Princeton University
National Nonsensical Writing Month
Evaluate a significant experience, achievement, risk you have taken, or ethical dilemma you have faced and its impact on you.
My spacebar popped off of the keyboard for the seventh time that night. I snatched it from the floor and rammed it back in place, knowing that it was a futile effort. Apparently, my laptop was suffering from the tribulations of National Novel Writing Month as much as I was.
It was November 2007, and I was participating in a peculiar event known as NaNoWriMo. The official website calls it “a fun, seat-of-your-pants approach to novel writing.” Participants write 1,667 words per day for the month of November, resulting in a 50,000-word novel by midnight, November 30th. It was crazy, exhilarating, and exhausting—and I did it.

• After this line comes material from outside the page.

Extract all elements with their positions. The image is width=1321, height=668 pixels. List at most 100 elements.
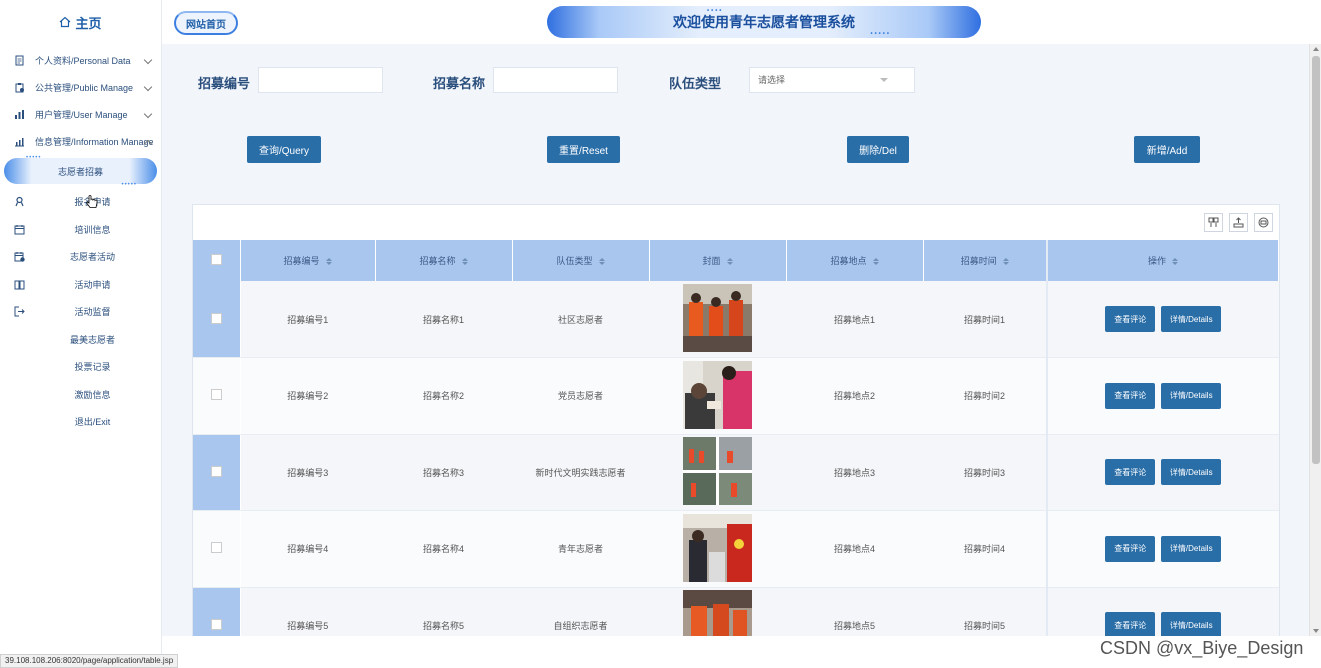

My NaNoWriMo experience was marked by a complete lack of planning and many near-failures. I plunged in without a plot or characters, scorning outlines in favor of whimsy. The first week flew by in a flurry of experimentation as I concocted increasingly outlandish plot twists. By the second week, however, I was scratching my head more often; the first inklings of frustration flirted with my mind. By the third week, I was lusting after a plot much as a zombie lusts after brains. Yet somehow, twenty minutes before December officially began, I stumbled over the finish line with 50,023 words and ninety-five pages.